What did @acenc910 actually say?
After one week on what they call "the GOP one" (clearly GLP-1), this creator says they experienced only mild, ambiguous nausea on a 1.5 mg starting dose, then jumped to 4 mg after just one week with their doctor's approval. They're taking an oral pill form, not injections. They flagged constipation as a concern they'd heard about, said they're loading up on fiber and protein to counter it, and noted zero weight loss so far. Pretty honest, pretty measured for a week-one TikTok update.
The video doesn't make dramatic claims. There's no "I lost 10 pounds in a week" energy here. What it does do is casually describe a dose escalation timeline that's faster than standard clinical protocols, and that's worth unpacking.
Does the science back this up?
Mostly, yes, but the dose escalation piece deserves scrutiny. The oral GLP-1 they're describing sounds like oral semaglutide (Rybelsus), which starts at 3 mg, not 1.5 mg, so there's some confusion about what they're actually taking. That matters.
Standard Rybelsus titration per FDA labeling goes 3 mg for 30 days, then 7 mg for 30 days, then 14 mg if needed. Moving from a starter dose to a higher dose in one week is not the standard protocol. The PIONEER trials (Aroda et al., 2019, Lancet) that established oral semaglutide's efficacy used monthly titration specifically to minimize gastrointestinal side effects. Faster titration increases GI risk. That said, if a licensed physician reviewed the patient's tolerance and made a clinical judgment call, that's within the scope of medical practice. It's just not what the evidence base was built on.
On constipation: they're right that it's real. A 2022 meta-analysis by Shi et al. in Obesity Reviews found constipation affected roughly 5 to 11 percent of patients on semaglutide across trials. Fiber and hydration are genuinely the right countermeasures.
What did they get wrong (or right)?
Let's be direct. The dose numbers don't add up. Oral semaglutide (Rybelsus) comes in 3 mg, 7 mg, and 14 mg tablets. A 1.5 mg dose and a 4 mg dose don't correspond to any FDA-approved oral semaglutide formulation. This could mean they're on a compounded oral GLP-1 product, which is a different animal entirely. Compounded semaglutide is not FDA-approved, has not been tested in the same clinical trials, and cannot be assumed to be equivalent to Rybelsus in absorption, safety, or efficacy. That distinction matters and they don't mention it.

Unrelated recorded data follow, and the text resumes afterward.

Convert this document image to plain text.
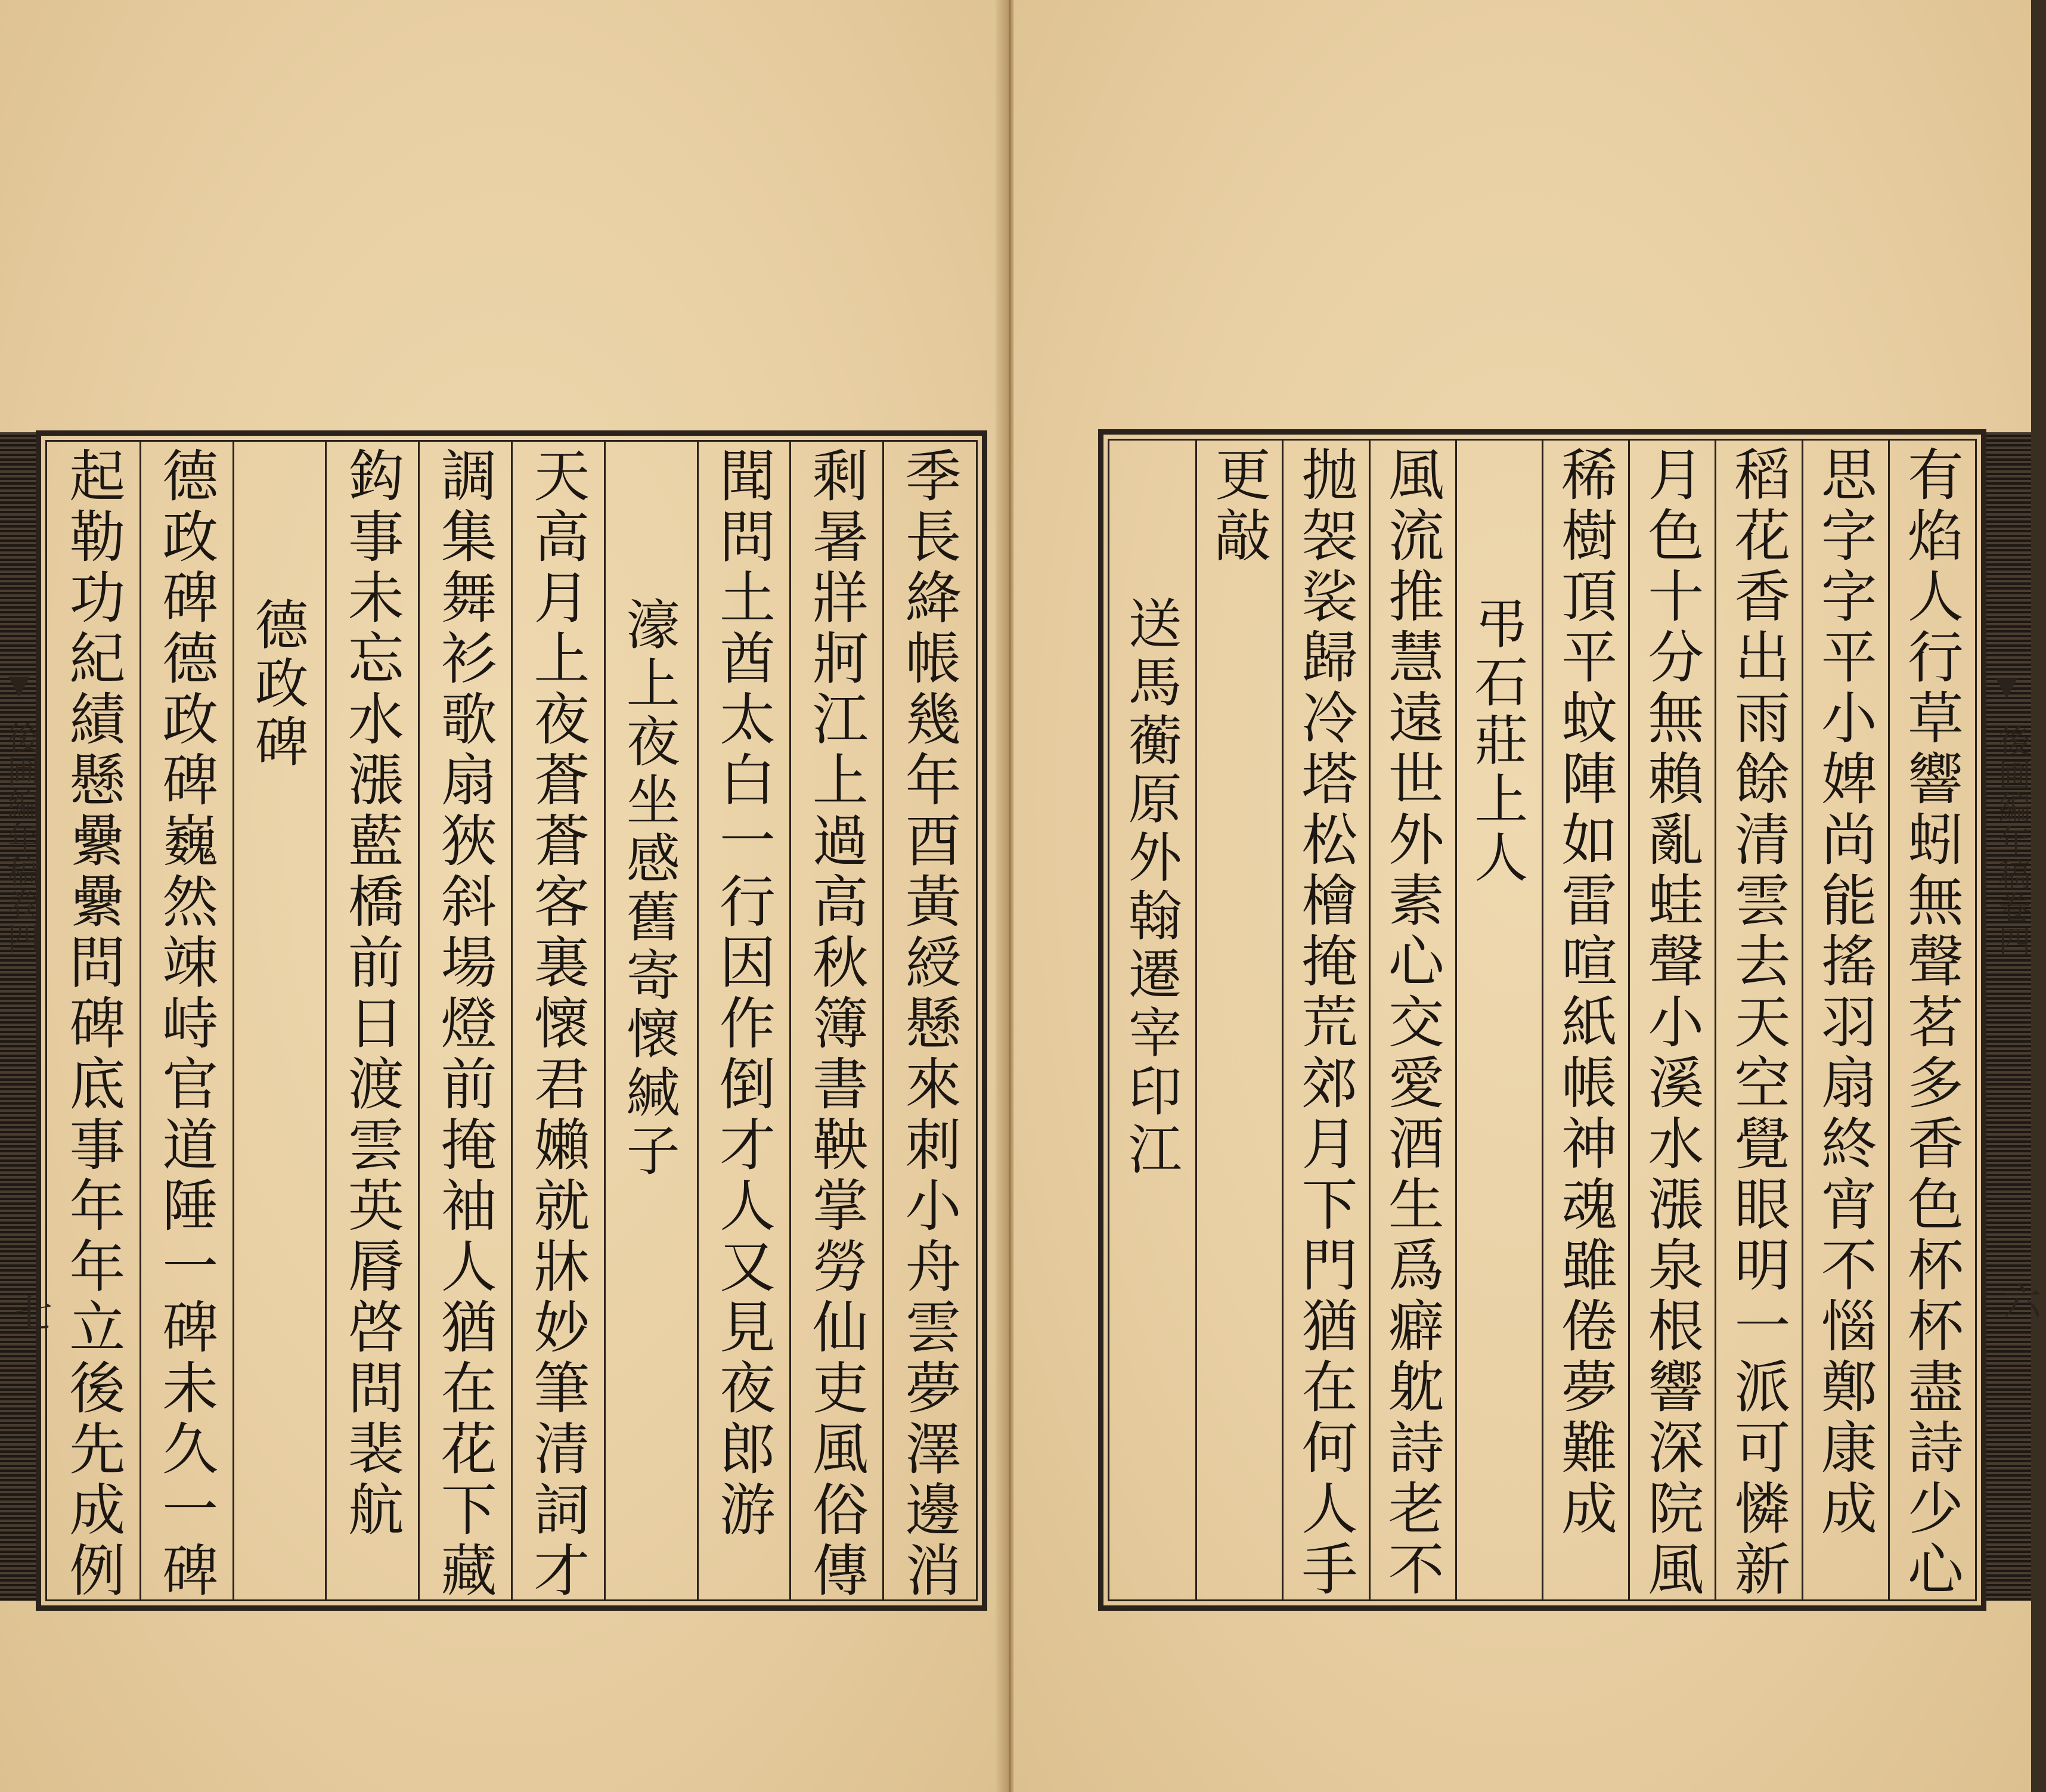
後圃編年稿卷四
七	季長絳帳幾年酉黃綬懸來刺小舟雲夢澤邊消
剩暑牂牁江上過高秋簿書鞅掌勞仙吏風俗傳
聞問土酋太白一行因作倒才人又見夜郎游
濠上夜坐感舊寄懷緘子
天高月上夜蒼蒼客裏懷君嬾就牀妙筆清詞才
調集舞衫歌扇狹斜場燈前掩袖人猶在花下藏
鈎事未忘水漲藍橋前日渡雲英脣啓問裴航
德政碑
德政碑德政碑巍然竦峙官道陲一碑未久一碑
起勒功紀績懸纍纍問碑底事年年立後先成例	後圃編年稿卷四
六
有焰人行草響蚓無聲茗多香色杯杯盡詩少心
思字字平小婢尚能搖羽扇終宵不惱鄭康成
稻花香出雨餘清雲去天空覺眼明一派可憐新
月色十分無賴亂蛙聲小溪水漲泉根響深院風
稀樹頂平蚊陣如雷喧紙帳神魂雖倦夢難成
弔石莊上人
風流推慧遠世外素心交愛酒生爲癖躭詩老不
抛袈裟歸冷塔松檜掩荒郊月下門猶在何人手
更敲
送馬蘅原外翰遷宰印江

What they got right: acknowledging that the starter dose is low and effects may not be felt yet is accurate. Pointing to fiber and protein as protective strategies is legitimate dietary advice consistent with clinical guidance. And being honest that they haven't seen weight loss at week one is refreshingly realistic. Most GLP-1 weight loss in trials doesn't show up meaningfully until weeks four through eight (Davies et al., 2021, New England Journal of Medicine).
What should you actually know?
If you're considering oral GLP-1 therapy, the dose numbers in this video are a red flag worth paying attention to. FDA-approved oral semaglutide does not come in 1.5 mg or 4 mg strengths. If someone's taking those doses, they're almost certainly on a compounded product. Compounded GLP-1 medications have been under significant FDA scrutiny. The agency issued warnings in 2023 and 2024 about compounded semaglutide products, including concerns about dosing accuracy and safety data gaps.
The creator's instinct to stay on a starter dose before escalating is clinically sound. Their doctor's decision to escalate in one week rather than one month is outside typical guidelines, though not necessarily harmful if the patient is truly asymptomatic. The STEP trials used 4-week titration windows for a reason: GI side effects are dose-dependent and time-dependent.
No weight loss at week one is completely normal and expected. Anyone telling you they dropped significant weight in the first seven days on a GLP-1 is either misattributing water weight or embellishing. Realistic expectations matter for adherence.
- Fiber intake is genuinely useful for GI side effects, including both constipation and nausea management on GLP-1s.
- Protein preservation matters because GLP-1s can cause muscle loss alongside fat loss, especially without resistance training.
- Going to the gym, as the creator mentions, is evidence-based: Wilding et al. (2021, NEJM) noted exercise helps preserve lean mass during GLP-1 weight loss.